Home Business NBS wants closer involvement with business sector

WINDHOEK – The Namibian business sector has been urged to become more actively involved in the activities of the Namibian Business School, especially in curriculum development, to ensure that qualifications offered by the school meet their requirements and to remedy the skills and knowledge shortage in the labour market.

Speaking exclusively to New Era on Tuesday the development and fundraising officer of the NBS, Ebson Kaapama, said the reason there is a high number of unemployed graduates in Namibia is, because their qualifications do not meet those required by the market. “The private sector seem not to support activities of the business school, because they expect government to do it while they end up benefitting the most. We want them to show more interest and be part of our activities, especially in curriculum development,” said Kaapama.

They must come on board he said, so that they can propose how they want the programmes to be crafted. “Although we also identify the needs of the labour market, we need the business sector to come forward and present their input,” he said.

With a high number of graduates roaming the streets unemployed, Kaapama warned that the situation could get even worse if technical institutions are not capacitated. “Considering the size of our economy and the fact that we are a developing nation, there is need for technical institutions such as vocational training centres to be capacitated so that we can avoid having only management institutions,” he cautioned.

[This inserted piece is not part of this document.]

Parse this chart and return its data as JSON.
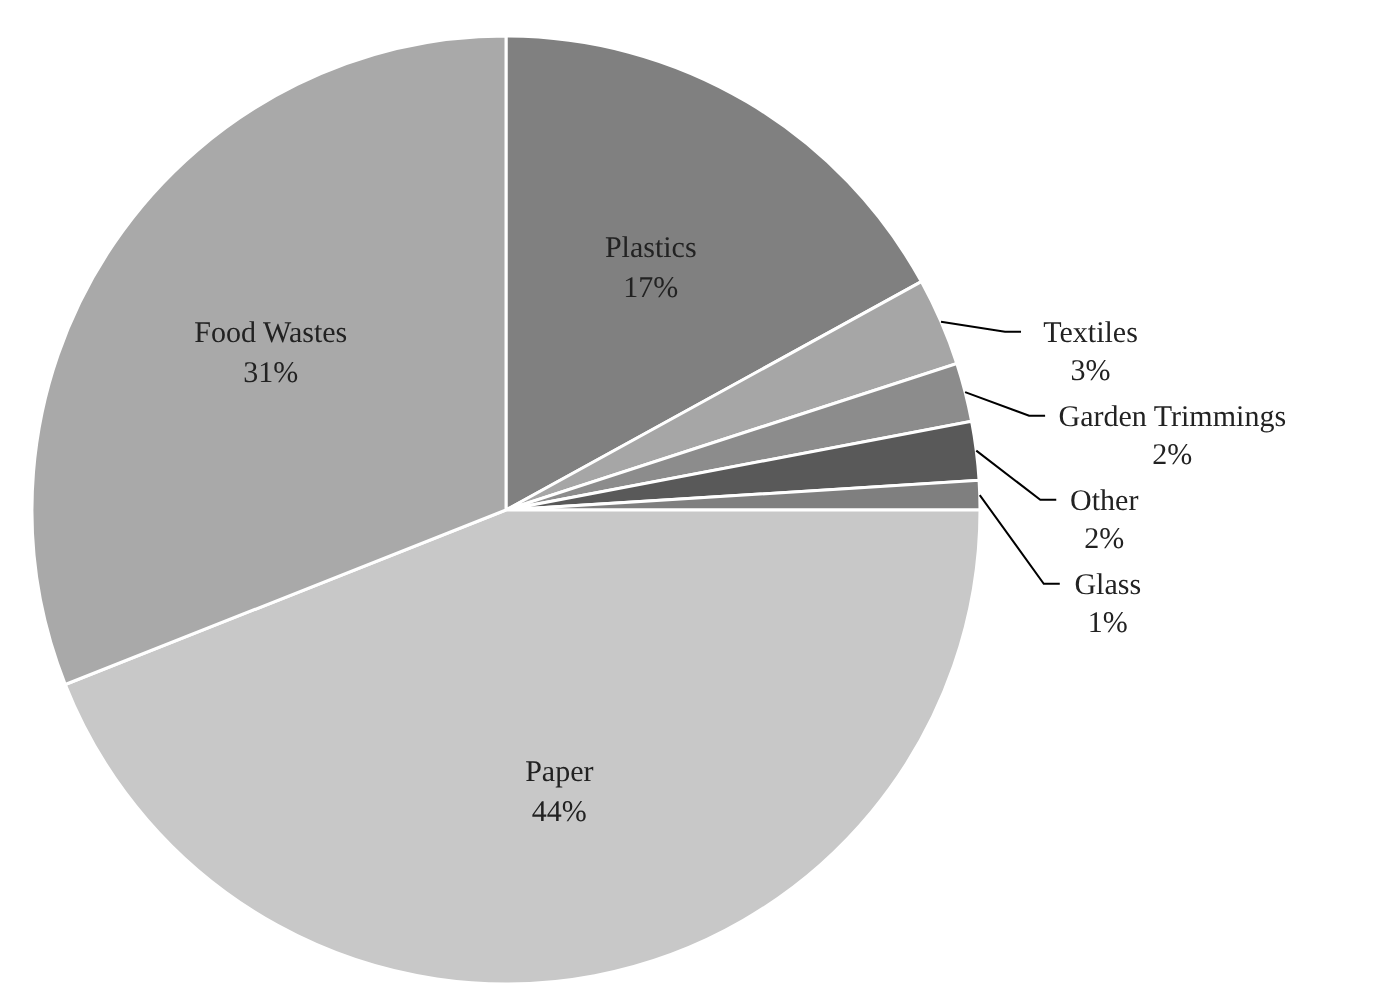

Kaapama said most graduates have more theoretical rather than practical knowledge, hence their inability to get absorbed in the labour market, which mostly requires technical skills because of the development status of the country. The business school, which falls under the University of Namibia’s faculty of economics and management science, currently operates on the university’s premises, but plans are in the pipeline to build a state-of-the-art N$50 million campus, he said. Kaapama also indicated that there are several foreign lecturers at the business school, a situation he says, is occasioned by the lack of professors locally.